Here in Phoenix, as many as 25,000 people came out to the state Capitol to demonstrate in solidarity with those who they felt have been marginalized by the incoming Trump administration.

And, on the day of the march, a group of sociologists from the University of Maryland hit the streets as well to document the event.

As sociologists, they wanted to know things like who exactly showed up for the march, what their motivations were and how active they were in politics before they showed up that day.

According to one of the researchers, Dawn M. Dow, their goal is to find out how the election has potentially spurred a new wave of activism — and what that wave looks like.

So, they designed a survey that asked some basic questions of people at the march like, "‘What are your political affiliations?," "Did you vote in the election?" and "Who did you vote for?"

And that’s something that a lot of people speculated about in the days following the Women’s March — did the people who marched actually vote in the election?

Dow said they found that most of the people who came out to march around the country did vote, and that most voted for Hillary Clinton.

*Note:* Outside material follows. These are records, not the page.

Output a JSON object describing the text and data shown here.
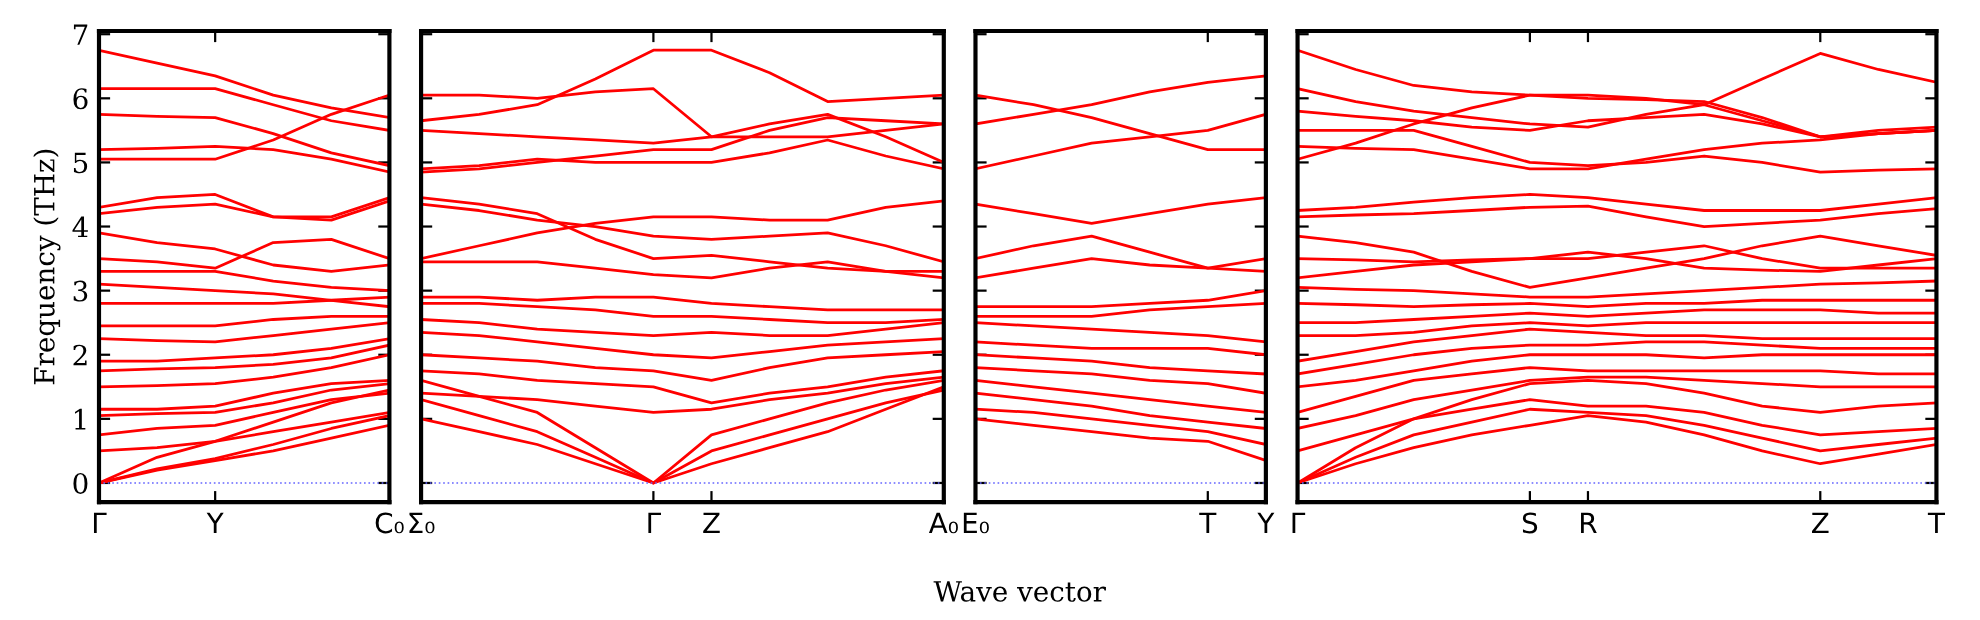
{
  "chart_data": [
    {
      "type": "line",
      "ylabel": "Frequency (THz)",
      "categories": [
        "Γ",
        null,
        "Y",
        null,
        null,
        "C₀"
      ],
      "ylim": [
        -0.3,
        7.05
      ],
      "yticks": [
        0,
        1,
        2,
        3,
        4,
        5,
        6,
        7
      ],
      "line_style": "solid",
      "ref_lines": [
        {
          "axis": "y",
          "value": 0,
          "color": "#6666ff",
          "line_style": "dotted"
        }
      ],
      "series": [
        {
          "color": "#ff0000",
          "values": [
            0,
            0.2,
            0.35,
            0.5,
            0.7,
            0.9
          ]
        },
        {
          "color": "#ff0000",
          "values": [
            0,
            0.22,
            0.38,
            0.6,
            0.85,
            1.05
          ]
        },
        {
          "color": "#ff0000",
          "values": [
            0,
            0.4,
            0.65,
            0.95,
            1.25,
            1.45
          ]
        },
        {
          "color": "#ff0000",
          "values": [
            0.5,
            0.55,
            0.65,
            0.8,
            0.95,
            1.1
          ]
        },
        {
          "color": "#ff0000",
          "values": [
            0.75,
            0.85,
            0.9,
            1.1,
            1.3,
            1.4
          ]
        },
        {
          "color": "#ff0000",
          "values": [
            1.05,
            1.08,
            1.1,
            1.25,
            1.45,
            1.55
          ]
        },
        {
          "color": "#ff0000",
          "values": [
            1.15,
            1.15,
            1.2,
            1.4,
            1.55,
            1.6
          ]
        },
        {
          "color": "#ff0000",
          "values": [
            1.5,
            1.52,
            1.55,
            1.65,
            1.8,
            2.0
          ]
        },
        {
          "color": "#ff0000",
          "values": [
            1.75,
            1.78,
            1.8,
            1.85,
            1.95,
            2.15
          ]
        },
        {
          "color": "#ff0000",
          "values": [
            1.9,
            1.9,
            1.95,
            2.0,
            2.1,
            2.25
          ]
        },
        {
          "color": "#ff0000",
          "values": [
            2.25,
            2.22,
            2.2,
            2.3,
            2.4,
            2.5
          ]
        },
        {
          "color": "#ff0000",
          "values": [
            2.45,
            2.45,
            2.45,
            2.55,
            2.6,
            2.6
          ]
        },
        {
          "color": "#ff0000",
          "values": [
            2.8,
            2.8,
            2.8,
            2.8,
            2.85,
            2.9
          ]
        },
        {
          "color": "#ff0000",
          "values": [
            3.1,
            3.05,
            3.0,
            2.95,
            2.85,
            2.75
          ]
        },
        {
          "color": "#ff0000",
          "values": [
            3.3,
            3.3,
            3.3,
            3.15,
            3.05,
            3.0
          ]
        },
        {
          "color": "#ff0000",
          "values": [
            3.5,
            3.45,
            3.35,
            3.75,
            3.8,
            3.5
          ]
        },
        {
          "color": "#ff0000",
          "values": [
            3.9,
            3.75,
            3.65,
            3.4,
            3.3,
            3.4
          ]
        },
        {
          "color": "#ff0000",
          "values": [
            4.2,
            4.3,
            4.35,
            4.15,
            4.1,
            4.4
          ]
        },
        {
          "color": "#ff0000",
          "values": [
            4.3,
            4.45,
            4.5,
            4.15,
            4.15,
            4.45
          ]
        },
        {
          "color": "#ff0000",
          "values": [
            5.05,
            5.05,
            5.05,
            5.35,
            5.75,
            6.05
          ]
        },
        {
          "color": "#ff0000",
          "values": [
            5.2,
            5.22,
            5.25,
            5.2,
            5.05,
            4.85
          ]
        },
        {
          "color": "#ff0000",
          "values": [
            5.75,
            5.72,
            5.7,
            5.45,
            5.15,
            4.95
          ]
        },
        {
          "color": "#ff0000",
          "values": [
            6.15,
            6.15,
            6.15,
            5.9,
            5.65,
            5.5
          ]
        },
        {
          "color": "#ff0000",
          "values": [
            6.75,
            6.55,
            6.35,
            6.05,
            5.85,
            5.7
          ]
        }
      ]
    },
    {
      "type": "line",
      "xlabel": "Wave vector",
      "categories": [
        "Σ₀",
        null,
        null,
        null,
        "Γ",
        "Z",
        null,
        null,
        null,
        "A₀"
      ],
      "ylim": [
        -0.3,
        7.05
      ],
      "yticks": [
        0,
        1,
        2,
        3,
        4,
        5,
        6,
        7
      ],
      "tick_labels": "x",
      "line_style": "solid",
      "ref_lines": [
        {
          "axis": "y",
          "value": 0,
          "color": "#6666ff",
          "line_style": "dotted"
        }
      ],
      "series": [
        {
          "color": "#ff0000",
          "values": [
            1.3,
            1.05,
            0.8,
            0.4,
            0,
            0.3,
            0.55,
            0.8,
            1.15,
            1.5
          ]
        },
        {
          "color": "#ff0000",
          "values": [
            1.0,
            0.8,
            0.6,
            0.3,
            0,
            0.5,
            0.75,
            1.0,
            1.25,
            1.45
          ]
        },
        {
          "color": "#ff0000",
          "values": [
            1.6,
            1.35,
            1.1,
            0.55,
            0,
            0.75,
            1.0,
            1.25,
            1.45,
            1.6
          ]
        },
        {
          "color": "#ff0000",
          "values": [
            1.4,
            1.35,
            1.3,
            1.2,
            1.1,
            1.15,
            1.3,
            1.4,
            1.55,
            1.65
          ]
        },
        {
          "color": "#ff0000",
          "values": [
            1.75,
            1.7,
            1.6,
            1.55,
            1.5,
            1.25,
            1.4,
            1.5,
            1.65,
            1.75
          ]
        },
        {
          "color": "#ff0000",
          "values": [
            2.0,
            1.95,
            1.9,
            1.8,
            1.75,
            1.6,
            1.8,
            1.95,
            2.0,
            2.05
          ]
        },
        {
          "color": "#ff0000",
          "values": [
            2.35,
            2.3,
            2.2,
            2.1,
            2.0,
            1.95,
            2.05,
            2.15,
            2.2,
            2.25
          ]
        },
        {
          "color": "#ff0000",
          "values": [
            2.55,
            2.5,
            2.4,
            2.35,
            2.3,
            2.35,
            2.3,
            2.3,
            2.4,
            2.5
          ]
        },
        {
          "color": "#ff0000",
          "values": [
            2.8,
            2.8,
            2.75,
            2.7,
            2.6,
            2.6,
            2.55,
            2.5,
            2.5,
            2.55
          ]
        },
        {
          "color": "#ff0000",
          "values": [
            2.9,
            2.9,
            2.85,
            2.9,
            2.9,
            2.8,
            2.75,
            2.7,
            2.7,
            2.7
          ]
        },
        {
          "color": "#ff0000",
          "values": [
            3.45,
            3.45,
            3.45,
            3.35,
            3.25,
            3.2,
            3.35,
            3.45,
            3.3,
            3.2
          ]
        },
        {
          "color": "#ff0000",
          "values": [
            3.5,
            3.7,
            3.9,
            4.05,
            4.15,
            4.15,
            4.1,
            4.1,
            4.3,
            4.4
          ]
        },
        {
          "color": "#ff0000",
          "values": [
            4.35,
            4.25,
            4.1,
            4.0,
            3.85,
            3.8,
            3.85,
            3.9,
            3.7,
            3.45
          ]
        },
        {
          "color": "#ff0000",
          "values": [
            4.45,
            4.35,
            4.2,
            3.8,
            3.5,
            3.55,
            3.45,
            3.35,
            3.3,
            3.3
          ]
        },
        {
          "color": "#ff0000",
          "values": [
            4.85,
            4.9,
            5.0,
            5.1,
            5.2,
            5.2,
            5.5,
            5.7,
            5.65,
            5.6
          ]
        },
        {
          "color": "#ff0000",
          "values": [
            4.9,
            4.95,
            5.05,
            5.0,
            5.0,
            5.0,
            5.15,
            5.35,
            5.1,
            4.9
          ]
        },
        {
          "color": "#ff0000",
          "values": [
            5.5,
            5.45,
            5.4,
            5.35,
            5.3,
            5.4,
            5.6,
            5.75,
            5.4,
            5.0
          ]
        },
        {
          "color": "#ff0000",
          "values": [
            5.65,
            5.75,
            5.9,
            6.3,
            6.75,
            6.75,
            6.4,
            5.95,
            6.0,
            6.05
          ]
        },
        {
          "color": "#ff0000",
          "values": [
            6.05,
            6.05,
            6.0,
            6.1,
            6.15,
            5.4,
            5.4,
            5.4,
            5.5,
            5.6
          ]
        }
      ]
    },
    {
      "type": "line",
      "categories": [
        "E₀",
        null,
        null,
        null,
        "T",
        "Y"
      ],
      "ylim": [
        -0.3,
        7.05
      ],
      "yticks": [
        0,
        1,
        2,
        3,
        4,
        5,
        6,
        7
      ],
      "tick_labels": "x",
      "line_style": "solid",
      "ref_lines": [
        {
          "axis": "y",
          "value": 0,
          "color": "#6666ff",
          "line_style": "dotted"
        }
      ],
      "series": [
        {
          "color": "#ff0000",
          "values": [
            1.0,
            0.9,
            0.8,
            0.7,
            0.65,
            0.35
          ]
        },
        {
          "color": "#ff0000",
          "values": [
            1.15,
            1.1,
            1.0,
            0.9,
            0.8,
            0.6
          ]
        },
        {
          "color": "#ff0000",
          "values": [
            1.4,
            1.3,
            1.2,
            1.05,
            0.95,
            0.85
          ]
        },
        {
          "color": "#ff0000",
          "values": [
            1.6,
            1.5,
            1.4,
            1.3,
            1.2,
            1.1
          ]
        },
        {
          "color": "#ff0000",
          "values": [
            1.8,
            1.75,
            1.7,
            1.6,
            1.55,
            1.4
          ]
        },
        {
          "color": "#ff0000",
          "values": [
            2.0,
            1.95,
            1.9,
            1.8,
            1.75,
            1.7
          ]
        },
        {
          "color": "#ff0000",
          "values": [
            2.2,
            2.15,
            2.1,
            2.1,
            2.1,
            2.0
          ]
        },
        {
          "color": "#ff0000",
          "values": [
            2.5,
            2.45,
            2.4,
            2.35,
            2.3,
            2.2
          ]
        },
        {
          "color": "#ff0000",
          "values": [
            2.6,
            2.6,
            2.6,
            2.7,
            2.75,
            2.8
          ]
        },
        {
          "color": "#ff0000",
          "values": [
            2.75,
            2.75,
            2.75,
            2.8,
            2.85,
            3.0
          ]
        },
        {
          "color": "#ff0000",
          "values": [
            3.2,
            3.35,
            3.5,
            3.4,
            3.35,
            3.3
          ]
        },
        {
          "color": "#ff0000",
          "values": [
            3.5,
            3.7,
            3.85,
            3.6,
            3.35,
            3.5
          ]
        },
        {
          "color": "#ff0000",
          "values": [
            4.35,
            4.2,
            4.05,
            4.2,
            4.35,
            4.45
          ]
        },
        {
          "color": "#ff0000",
          "values": [
            4.9,
            5.1,
            5.3,
            5.4,
            5.5,
            5.75
          ]
        },
        {
          "color": "#ff0000",
          "values": [
            5.6,
            5.75,
            5.9,
            6.1,
            6.25,
            6.35
          ]
        },
        {
          "color": "#ff0000",
          "values": [
            6.05,
            5.9,
            5.7,
            5.45,
            5.2,
            5.2
          ]
        }
      ]
    },
    {
      "type": "line",
      "categories": [
        "Γ",
        null,
        null,
        null,
        "S",
        "R",
        null,
        null,
        null,
        "Z",
        null,
        "T"
      ],
      "ylim": [
        -0.3,
        7.05
      ],
      "yticks": [
        0,
        1,
        2,
        3,
        4,
        5,
        6,
        7
      ],
      "tick_labels": "x",
      "line_style": "solid",
      "ref_lines": [
        {
          "axis": "y",
          "value": 0,
          "color": "#6666ff",
          "line_style": "dotted"
        }
      ],
      "series": [
        {
          "color": "#ff0000",
          "values": [
            0,
            0.3,
            0.55,
            0.75,
            0.9,
            1.05,
            0.95,
            0.75,
            0.5,
            0.3,
            0.45,
            0.6
          ]
        },
        {
          "color": "#ff0000",
          "values": [
            0,
            0.4,
            0.75,
            0.95,
            1.15,
            1.1,
            1.05,
            0.9,
            0.7,
            0.5,
            0.6,
            0.7
          ]
        },
        {
          "color": "#ff0000",
          "values": [
            0,
            0.55,
            1.0,
            1.15,
            1.3,
            1.2,
            1.2,
            1.1,
            0.9,
            0.75,
            0.8,
            0.85
          ]
        },
        {
          "color": "#ff0000",
          "values": [
            0.5,
            0.75,
            1.0,
            1.3,
            1.55,
            1.6,
            1.55,
            1.4,
            1.2,
            1.1,
            1.2,
            1.25
          ]
        },
        {
          "color": "#ff0000",
          "values": [
            0.85,
            1.05,
            1.3,
            1.45,
            1.6,
            1.65,
            1.65,
            1.6,
            1.55,
            1.5,
            1.5,
            1.5
          ]
        },
        {
          "color": "#ff0000",
          "values": [
            1.1,
            1.35,
            1.6,
            1.7,
            1.8,
            1.75,
            1.75,
            1.75,
            1.75,
            1.75,
            1.7,
            1.7
          ]
        },
        {
          "color": "#ff0000",
          "values": [
            1.5,
            1.6,
            1.75,
            1.9,
            2.0,
            2.0,
            2.0,
            1.95,
            2.0,
            2.0,
            2.0,
            2.0
          ]
        },
        {
          "color": "#ff0000",
          "values": [
            1.7,
            1.85,
            2.0,
            2.1,
            2.15,
            2.15,
            2.2,
            2.2,
            2.15,
            2.1,
            2.1,
            2.1
          ]
        },
        {
          "color": "#ff0000",
          "values": [
            1.9,
            2.05,
            2.2,
            2.3,
            2.4,
            2.35,
            2.3,
            2.3,
            2.25,
            2.25,
            2.25,
            2.25
          ]
        },
        {
          "color": "#ff0000",
          "values": [
            2.3,
            2.3,
            2.35,
            2.45,
            2.5,
            2.45,
            2.5,
            2.5,
            2.5,
            2.5,
            2.5,
            2.5
          ]
        },
        {
          "color": "#ff0000",
          "values": [
            2.5,
            2.5,
            2.55,
            2.6,
            2.65,
            2.6,
            2.65,
            2.7,
            2.7,
            2.7,
            2.65,
            2.65
          ]
        },
        {
          "color": "#ff0000",
          "values": [
            2.8,
            2.78,
            2.75,
            2.78,
            2.8,
            2.75,
            2.8,
            2.8,
            2.85,
            2.85,
            2.85,
            2.85
          ]
        },
        {
          "color": "#ff0000",
          "values": [
            3.05,
            3.02,
            3.0,
            2.95,
            2.9,
            2.9,
            2.95,
            3.0,
            3.05,
            3.1,
            3.12,
            3.15
          ]
        },
        {
          "color": "#ff0000",
          "values": [
            3.2,
            3.3,
            3.4,
            3.45,
            3.5,
            3.5,
            3.6,
            3.7,
            3.5,
            3.35,
            3.35,
            3.35
          ]
        },
        {
          "color": "#ff0000",
          "values": [
            3.5,
            3.48,
            3.45,
            3.48,
            3.5,
            3.6,
            3.5,
            3.35,
            3.32,
            3.3,
            3.4,
            3.5
          ]
        },
        {
          "color": "#ff0000",
          "values": [
            3.85,
            3.75,
            3.6,
            3.3,
            3.05,
            3.2,
            3.35,
            3.5,
            3.7,
            3.85,
            3.7,
            3.55
          ]
        },
        {
          "color": "#ff0000",
          "values": [
            4.25,
            4.3,
            4.38,
            4.45,
            4.5,
            4.45,
            4.35,
            4.25,
            4.25,
            4.25,
            4.35,
            4.45
          ]
        },
        {
          "color": "#ff0000",
          "values": [
            4.15,
            4.18,
            4.2,
            4.25,
            4.3,
            4.32,
            4.15,
            4.0,
            4.05,
            4.1,
            4.2,
            4.28
          ]
        },
        {
          "color": "#ff0000",
          "values": [
            5.05,
            5.3,
            5.6,
            5.85,
            6.05,
            6.05,
            6.0,
            5.9,
            6.3,
            6.7,
            6.45,
            6.25
          ]
        },
        {
          "color": "#ff0000",
          "values": [
            5.25,
            5.22,
            5.2,
            5.05,
            4.9,
            4.9,
            5.05,
            5.2,
            5.3,
            5.35,
            5.45,
            5.5
          ]
        },
        {
          "color": "#ff0000",
          "values": [
            5.5,
            5.5,
            5.5,
            5.25,
            5.0,
            4.95,
            5.0,
            5.1,
            5.0,
            4.85,
            4.88,
            4.9
          ]
        },
        {
          "color": "#ff0000",
          "values": [
            5.8,
            5.72,
            5.65,
            5.55,
            5.5,
            5.65,
            5.7,
            5.75,
            5.6,
            5.4,
            5.45,
            5.5
          ]
        },
        {
          "color": "#ff0000",
          "values": [
            6.15,
            5.95,
            5.8,
            5.7,
            5.6,
            5.55,
            5.75,
            5.9,
            5.65,
            5.4,
            5.45,
            5.5
          ]
        },
        {
          "color": "#ff0000",
          "values": [
            6.75,
            6.45,
            6.2,
            6.1,
            6.05,
            6.0,
            5.98,
            5.95,
            5.7,
            5.4,
            5.5,
            5.55
          ]
        }
      ]
    }
  ]
}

And, when it came to the issues people cited that brought them out to demonstrate, they were broad, said Dow, who’s an assistant professor of sociology at the University of Maryland.

“It’s not surprising that for a march that was called the Women’s March, that a large portion of the people were out there for issues that were sort of connected to women’s rights,” she said. “But, then if you look at the sort of second-tier levels of responses … approximately a third said environmental justice, or racial justice, issues related to LGBT communities, reproductive rights.”

They also found that a third of the people in the march had never protested before, Dow said.

“Big marches tend to bring out new people, but a third is a lot,” she said. “And then if you include that amount with people who haven’t been out for a protest for the last five years, that number goes up to over 50 percent of the people who came.”

So, Dow said, it seemed to bring out a new group of activists.

“I think that you saw people out there who, this was not something that they normally did but they felt as though coming to this march and bringing their friends, their colleagues, their daughters, their sons, that it was an important thing to do,” Dow said.

She said it’s difficult to speculate on what could come of the march in the future. But, she said, what seems to be happening is that it’s bringing together a broad, intersectional coalition of people who may not have been in the same space before.

“So, it some ways it seems to be providing some kind of framework for activism in the future,” Dow said.